Jesteśmy przy czterosuwach... Chociaż wankle suwów nie mają :D

Swoją drogą, przypomniało mi się co EA Games zrobiło przy nowym Need For Speed. W tuningu można w wanklu wymienić wałki rozrządu :lol:
 
Wankle całkowicie odstają od nomenklatury, no i od skomplikowania serwisu - wankla, mając części na stole(gotowe do założenia), można złożyć w godzinę, nawet mniej - są filmiki na yt jak to złożyć... Nie ma problemów z rozrządem, jedyna trudna rzecz to założenie apexów, czyli odpowiedników pierścieni. Blok zamknąć, pompa oleju, alternator i gotowe...
 
zależy z jakiego punktu na to patrzeć, ale ze względu na ograniczenia konstrukcyjne nie wejdą nigdy do użytku codziennego... choć mazda ponoć pracuje nad nowym wanklem, który rzekomo ma wejść niedługo do produkcji - ale jakoś w to wątpię. konstrukcja, która z definicji spala olej, wysokie spalanie, które takie być musi, konieczność częstych wymian układu zapłonowego, bardzo częstych wymian oleju, częste kontrolowanie kompresji, żeby uratować silnik zanim trzeba będzie kupić nowy... zbyt problematyczne do codziennej jazdy, choć gdybym miał możliwość, bardzo chętnie poskładałbym jakiegoś wankla... niech pali 200 l/100 km, olej co 1000 km do wymiany... ale dla samych wysokich obrotów i dźwięku bym to przeżył. wystarczyło trochę filmów na youtube pooglądać co z tym można zrobić. przeróbek milion, ale podobnych do obróbki głowicy - street port, bridge port, monster port, peripheral port... im większy tym gorsze do jazdy, ale się to wkręci do tych 9 czy 10 tysięcy, i jeszcze turbo do tego... miazga.
 
... choć mazda ponoć pracuje nad nowym wanklem, który rzekomo ma wejść niedługo do produkcji - ale jakoś w to wątpię.

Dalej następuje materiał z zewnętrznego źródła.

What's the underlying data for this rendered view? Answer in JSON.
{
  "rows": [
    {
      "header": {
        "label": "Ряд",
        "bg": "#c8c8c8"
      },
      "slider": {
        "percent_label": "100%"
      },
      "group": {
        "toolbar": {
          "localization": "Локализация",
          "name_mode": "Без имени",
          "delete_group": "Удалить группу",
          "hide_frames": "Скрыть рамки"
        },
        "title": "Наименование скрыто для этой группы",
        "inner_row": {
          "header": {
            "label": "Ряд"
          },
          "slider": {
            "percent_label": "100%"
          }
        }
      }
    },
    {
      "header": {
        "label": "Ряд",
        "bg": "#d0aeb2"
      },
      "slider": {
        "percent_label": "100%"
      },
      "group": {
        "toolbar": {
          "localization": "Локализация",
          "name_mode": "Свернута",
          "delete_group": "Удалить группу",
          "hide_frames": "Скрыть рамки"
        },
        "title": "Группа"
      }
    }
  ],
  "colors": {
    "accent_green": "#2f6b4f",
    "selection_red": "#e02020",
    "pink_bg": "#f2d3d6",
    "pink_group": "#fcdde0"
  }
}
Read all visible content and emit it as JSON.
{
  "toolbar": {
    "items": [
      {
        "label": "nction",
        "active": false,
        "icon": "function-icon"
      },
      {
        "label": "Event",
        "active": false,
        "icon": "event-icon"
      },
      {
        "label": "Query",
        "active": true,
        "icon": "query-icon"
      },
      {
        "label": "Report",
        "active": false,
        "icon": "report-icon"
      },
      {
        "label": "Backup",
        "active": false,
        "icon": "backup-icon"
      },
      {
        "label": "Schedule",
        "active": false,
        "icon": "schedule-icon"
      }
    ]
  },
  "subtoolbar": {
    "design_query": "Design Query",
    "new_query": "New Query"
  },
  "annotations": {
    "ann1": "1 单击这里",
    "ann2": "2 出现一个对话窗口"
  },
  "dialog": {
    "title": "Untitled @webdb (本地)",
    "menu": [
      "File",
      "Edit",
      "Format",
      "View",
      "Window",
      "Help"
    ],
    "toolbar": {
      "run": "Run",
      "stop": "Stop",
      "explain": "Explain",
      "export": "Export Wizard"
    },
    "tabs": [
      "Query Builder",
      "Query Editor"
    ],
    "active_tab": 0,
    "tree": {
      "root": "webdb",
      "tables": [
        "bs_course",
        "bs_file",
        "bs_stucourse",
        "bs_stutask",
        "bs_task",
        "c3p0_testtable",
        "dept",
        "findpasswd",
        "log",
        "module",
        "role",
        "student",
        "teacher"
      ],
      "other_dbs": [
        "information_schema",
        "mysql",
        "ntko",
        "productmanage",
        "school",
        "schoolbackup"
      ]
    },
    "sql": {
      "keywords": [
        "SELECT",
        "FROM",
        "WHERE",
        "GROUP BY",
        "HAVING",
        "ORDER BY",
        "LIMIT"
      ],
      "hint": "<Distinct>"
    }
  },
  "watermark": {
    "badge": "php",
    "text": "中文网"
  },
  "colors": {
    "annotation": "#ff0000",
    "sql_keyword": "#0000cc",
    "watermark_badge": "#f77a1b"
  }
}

Czytałem gdzieś taką plotkę że faktycznie pracuje ale rolą tego silnika będzie zasilanie .... agregatu prądotwórczego. Ze względu na kompaktowe rozmiary i w miarę stabilne warunki pracy w takiej opcji ma prawo się świetnie sprawdzić. Oczywiście to już nie będzie to samo ale co zrobić.
 
W dronach wankle się popularyzują.. na razie jeszcze znajdą się dla nich aplikacje.. ale też mam wątpliwość czy będzie następca RX-8... elektryki wejdą szybciej...
 
samochody elektryczne byly przed spalinowymi
i jakos nie wyparly tak szybko innych srodkow transportu :p

jak jeszcze studiowalem to czytalem informacje ze niemcy pracuja nad wanklem wysokopreznym
jak to sie skonczylo? nie wiem :(

a w lotnictwie faktycznie tych silnikow jest wiecej niz w autach ;)
 
Mały jest przede wszystkim, pewnie dlatego - i jeśli ma się części, to remont jest baaardzo szybki. I wydaje mi się, choć tu mogę się mylić - że jest dobrze wyważony. Ludzie, którzy się na wanklach znają mówią, że rotory są ustawione pod takim właśnie kątem, żeby nie było wibracji, bo się "suwy" równoważą tak, że daje to efekt podobny do użycia wałków balansowych w rzędowym silniku...
 
Tak samo jak w bokserze są ustawione cylindry w poziomie i podobno dzięki temu to się wszystko bardzo ładnie równoważy ;) .
 
No to też, ale jeśli chodzi o kulturę pracy to IMO i tak najlepsze są japońskie V8, albo V12. Na takim 1UZ-FE można szklankę wody postawić, odpalić silnik i się nie rozleje nic...
 
Z v6 bywa roznie. Zalezy od katow cylindrow. W rzedowce nie ma z tym problemow. R6 z BMW sa znane z bardzo wysokiej kultury pracy.